Howto RL-008: Wrap native MLPro environment class to OpenAI Gym environment
Prerequisites
- Please install the following packages to run this examples properly:
Executable code
## -------------------------------------------------------------------------------------------------
## -- Project : MLPro - A Synoptic Framework for Standardized Machine Learning Tasks
## -- Package : mlpro
## -- Module : howto_rl_008_wrap_mlpro_environment_to_gym_environment.py
## -------------------------------------------------------------------------------------------------
## -- History :
## -- yyyy-mm-dd Ver. Auth. Description
## -- 2021-09-30 0.0.0 SY Creation
## -- 2021-09-30 1.0.0 SY Released first version
## -- 2021-10-04 1.0.1 DA Minor fixes
## -- 2021-12-22 1.0.2 DA Cleaned up a bit
## -- 2022-03-21 1.0.3 MRD Use Gym Env Checker
## -- 2022-05-30 1.0.4 DA Little refactoring
## -------------------------------------------------------------------------------------------------
"""
Ver. 1.0.4 (2022-05-30)
This module shows how to wrap a native MLPro environment class to OpenAI Gym environment.
"""
from mlpro.bf.various import Log
from mlpro.wrappers.openai_gym import WrEnvMLPro2GYM
from mlpro.rl.pool.envs.gridworld import GridWorld
from gym.utils.env_checker import check_env
mlpro_env = GridWorld(p_logging=Log.C_LOG_ALL)

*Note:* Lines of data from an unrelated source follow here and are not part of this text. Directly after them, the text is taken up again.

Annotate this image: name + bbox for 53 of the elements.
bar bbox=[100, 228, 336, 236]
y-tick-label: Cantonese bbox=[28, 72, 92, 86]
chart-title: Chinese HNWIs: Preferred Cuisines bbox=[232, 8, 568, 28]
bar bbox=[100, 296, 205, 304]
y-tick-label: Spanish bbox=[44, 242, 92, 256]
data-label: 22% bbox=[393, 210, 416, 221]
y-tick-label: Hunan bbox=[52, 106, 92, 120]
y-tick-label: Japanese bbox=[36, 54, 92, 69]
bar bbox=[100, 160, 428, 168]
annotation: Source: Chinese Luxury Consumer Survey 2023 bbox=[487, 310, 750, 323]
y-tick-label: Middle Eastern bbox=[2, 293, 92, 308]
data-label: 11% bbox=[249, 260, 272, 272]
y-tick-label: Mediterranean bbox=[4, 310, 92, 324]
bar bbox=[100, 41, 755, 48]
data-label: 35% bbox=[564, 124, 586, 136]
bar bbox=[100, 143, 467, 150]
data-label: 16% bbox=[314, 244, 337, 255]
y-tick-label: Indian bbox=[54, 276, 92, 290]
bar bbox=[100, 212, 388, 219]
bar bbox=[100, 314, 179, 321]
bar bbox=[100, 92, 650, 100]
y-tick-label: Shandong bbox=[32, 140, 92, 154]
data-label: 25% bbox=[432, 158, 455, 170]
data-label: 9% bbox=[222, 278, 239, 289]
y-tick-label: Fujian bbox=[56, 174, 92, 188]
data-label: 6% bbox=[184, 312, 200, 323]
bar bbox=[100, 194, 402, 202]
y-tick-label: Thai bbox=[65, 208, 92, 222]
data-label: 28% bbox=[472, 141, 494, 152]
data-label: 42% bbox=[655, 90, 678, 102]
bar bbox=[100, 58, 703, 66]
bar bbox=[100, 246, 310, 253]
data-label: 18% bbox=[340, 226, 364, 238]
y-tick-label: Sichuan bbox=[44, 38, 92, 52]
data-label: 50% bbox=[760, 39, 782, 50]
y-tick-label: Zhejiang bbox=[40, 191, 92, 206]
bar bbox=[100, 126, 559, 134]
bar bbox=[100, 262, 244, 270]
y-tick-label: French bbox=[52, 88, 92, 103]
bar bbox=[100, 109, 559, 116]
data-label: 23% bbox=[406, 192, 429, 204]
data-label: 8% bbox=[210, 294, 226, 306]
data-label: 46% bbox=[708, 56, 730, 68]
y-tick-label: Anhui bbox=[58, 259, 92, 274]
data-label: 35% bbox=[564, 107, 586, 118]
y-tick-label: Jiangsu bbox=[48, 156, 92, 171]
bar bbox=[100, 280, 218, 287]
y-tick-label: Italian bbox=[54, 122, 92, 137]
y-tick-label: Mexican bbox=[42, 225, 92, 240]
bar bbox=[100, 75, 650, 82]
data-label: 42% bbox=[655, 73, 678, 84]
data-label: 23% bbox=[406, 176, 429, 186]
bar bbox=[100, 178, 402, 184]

env = WrEnvMLPro2GYM(mlpro_env, p_state_space=None, p_action_space=None)
check_env(env)
Results
The native MLPro GridWorld environment will be wrapped to a OpenAI Gym environment. By making use of Gym’s environment checker, we could confirm the success of the environment wrapping.
YYYY-MM-DD HH:MM:SS.SSSSSS I Environment GridWorld: Instantiated
YYYY-MM-DD HH:MM:SS.SSSSSS I Environment GridWorld: Instantiated
YYYY-MM-DD HH:MM:SS.SSSSSS I Environment GridWorld: Operation mode set to 0
YYYY-MM-DD HH:MM:SS.SSSSSS I Environment GridWorld: Reset
YYYY-MM-DD HH:MM:SS.SSSSSS I Environment GridWorld: Reset
YYYY-MM-DD HH:MM:SS.SSSSSS I Environment GridWorld: Start processing action
YYYY-MM-DD HH:MM:SS.SSSSSS I Environment GridWorld: Actions of agent 0 = [3.415721893310547, -7.9934492111206055]
YYYY-MM-DD HH:MM:SS.SSSSSS I Environment GridWorld: Action processing finished successfully
...
There will be several more lines of action processing logs due to the nature of the environment checker. When there is no detected failure, the environment is successfully wrapped.